December 21, 2004

The best spam prevention technique is the one you don't blog about

Assuming I had discovered a somewhat effective comment spam prevention technique, I am not entirely sure why it would be a good idea write about it in public. Granted, sharing your newfound approach is a noble act but it will also be rendered useless by the time it reaches the mildest degree of popularity.

Comment spam is a fight the weblog community is not ever going to win. It's funny how we laugh at the industry's quaint attempts to devise of a copy protection mechanism that outlasts the next weekend and at the same time expect to solve comment spam in the same fashion. You cannot have low-barrier access and be in full control, too. Evading comment spam is all about making spammers find an easier target.

Comments

>> Evading comment spam is all about making spammers find an easier target. <<

That is very true. People started switching from MT to other packages for exactly that reason.

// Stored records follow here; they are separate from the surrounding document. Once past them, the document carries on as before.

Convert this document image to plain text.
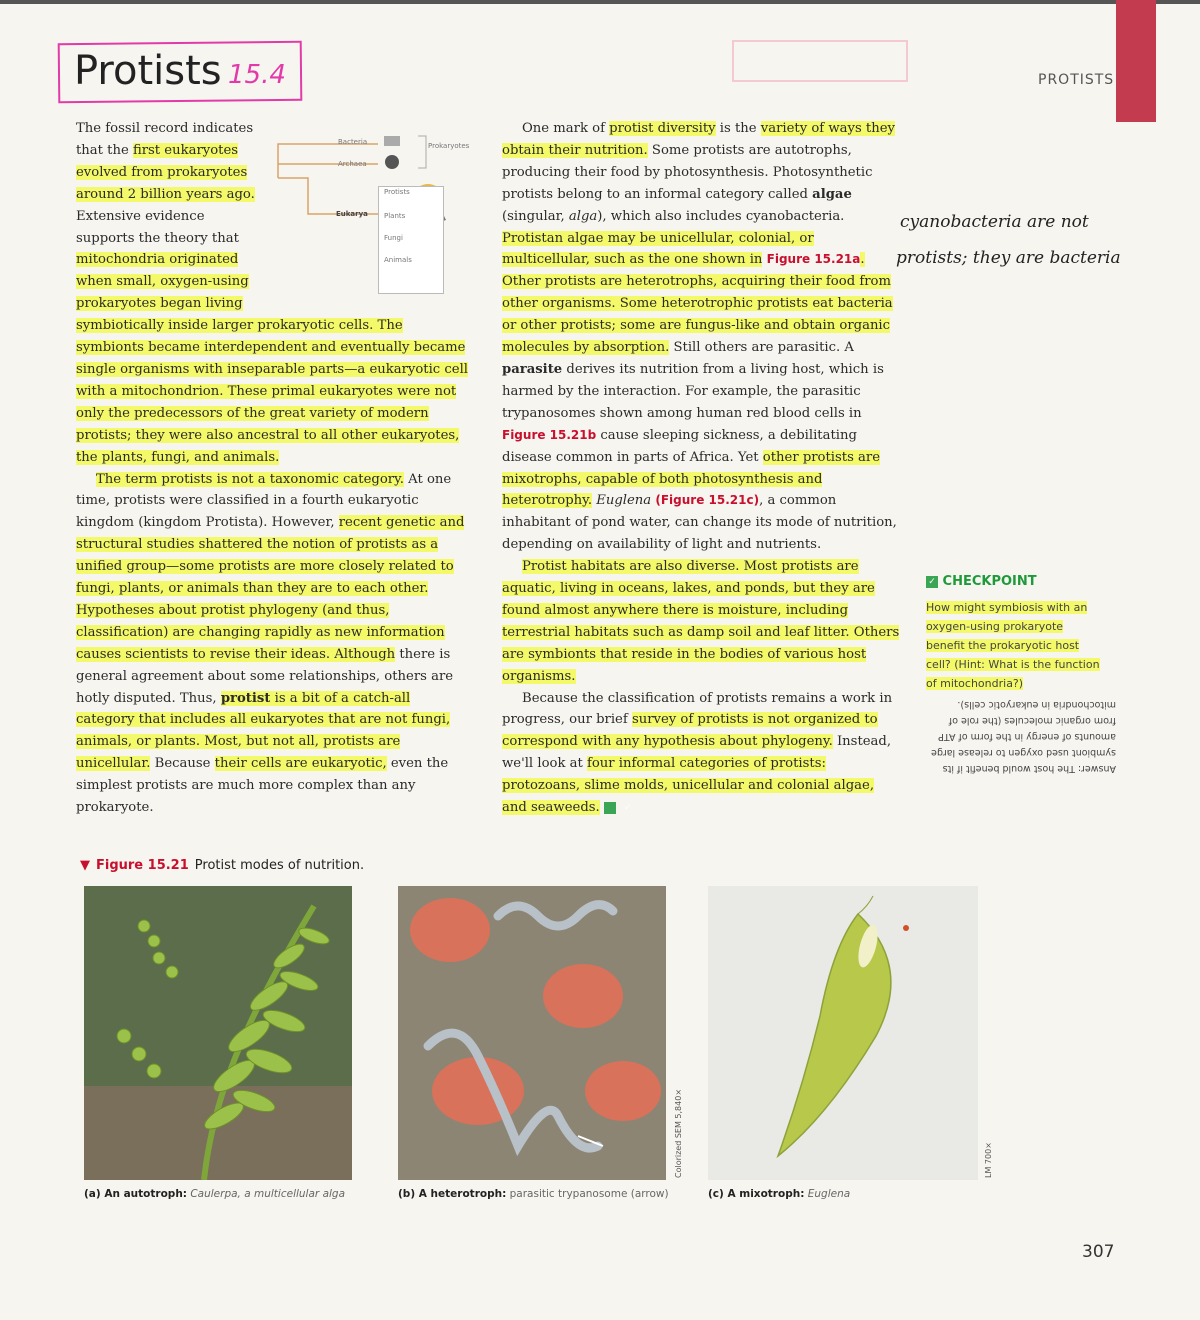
PROTISTS
Protists 15.4
Bacteria
Archaea
Prokaryotes
Eukarya
Protists
Plants
Fungi
Animals

The fossil record indicates that the first eukaryotes evolved from prokaryotes around 2 billion years ago. Extensive evidence supports the theory that mitochondria originated when small, oxygen-using prokaryotes began living symbiotically inside larger prokaryotic cells. The symbionts became interdependent and eventually became single organisms with inseparable parts—a eukaryotic cell with a mitochondrion. These primal eukaryotes were not only the predecessors of the great variety of modern protists; they were also ancestral to all other eukaryotes, the plants, fungi, and animals.

The term protists is not a taxonomic category. At one time, protists were classified in a fourth eukaryotic kingdom (kingdom Protista). However, recent genetic and structural studies shattered the notion of protists as a unified group—some protists are more closely related to fungi, plants, or animals than they are to each other. Hypotheses about protist phylogeny (and thus, classification) are changing rapidly as new information causes scientists to revise their ideas. Although there is general agreement about some relationships, others are hotly disputed. Thus, protist is a bit of a catch-all category that includes all eukaryotes that are not fungi, animals, or plants. Most, but not all, protists are unicellular. Because their cells are eukaryotic, even the simplest protists are much more complex than any prokaryote.

One mark of protist diversity is the variety of ways they obtain their nutrition. Some protists are autotrophs, producing their food by photosynthesis. Photosynthetic protists belong to an informal category called algae (singular, alga), which also includes cyanobacteria. Protistan algae may be unicellular, colonial, or multicellular, such as the one shown in Figure 15.21a. Other protists are heterotrophs, acquiring their food from other organisms. Some heterotrophic protists eat bacteria or other protists; some are fungus-like and obtain organic molecules by absorption. Still others are parasitic. A parasite derives its nutrition from a living host, which is harmed by the interaction. For example, the parasitic trypanosomes shown among human red blood cells in Figure 15.21b cause sleeping sickness, a debilitating disease common in parts of Africa. Yet other protists are mixotrophs, capable of both photosynthesis and heterotrophy. Euglena (Figure 15.21c), a common inhabitant of pond water, can change its mode of nutrition, depending on availability of light and nutrients.

Protist habitats are also diverse. Most protists are aquatic, living in oceans, lakes, and ponds, but they are found almost anywhere there is moisture, including terrestrial habitats such as damp soil and leaf litter. Others are symbionts that reside in the bodies of various host organisms.

Because the classification of protists remains a work in progress, our brief survey of protists is not organized to correspond with any hypothesis about phylogeny. Instead, we'll look at four informal categories of protists: protozoans, slime molds, unicellular and colonial algae, and seaweeds.	✓

cyanobacteria are not
protists; they are bacteria
✓ CHECKPOINT
How might symbiosis with an oxygen-using prokaryote benefit the prokaryotic host cell? (Hint: What is the function of mitochondria?)
Answer: The host would benefit if its symbiont used oxygen to release large amounts of energy in the form of ATP from organic molecules (the role of mitochondria in eukaryotic cells).
▼ Figure 15.21 Protist modes of nutrition.
Colorized SEM 5,840×	LM 700×
(a) An autotroph: Caulerpa, a multicellular alga	(b) A heterotroph: parasitic trypanosome (arrow)	(c) A mixotroph: Euglena
307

I actually only blog about those anti-spam measures that affect the user. In this case, referrer blocking.

Posted by Volker Weber (#)

I understand. It makes sense that way.

Posted by Henning [TypeKey Profile Page] (#)

Using the same failing approaches as email spam filtering needs to rely on due to the limitations of that medium won't ever work. However, water tight comment spam filtering is easily feasible if you just tale advantage of the differences in the medium: namely that it is synchronous, so that challenge-response actually works.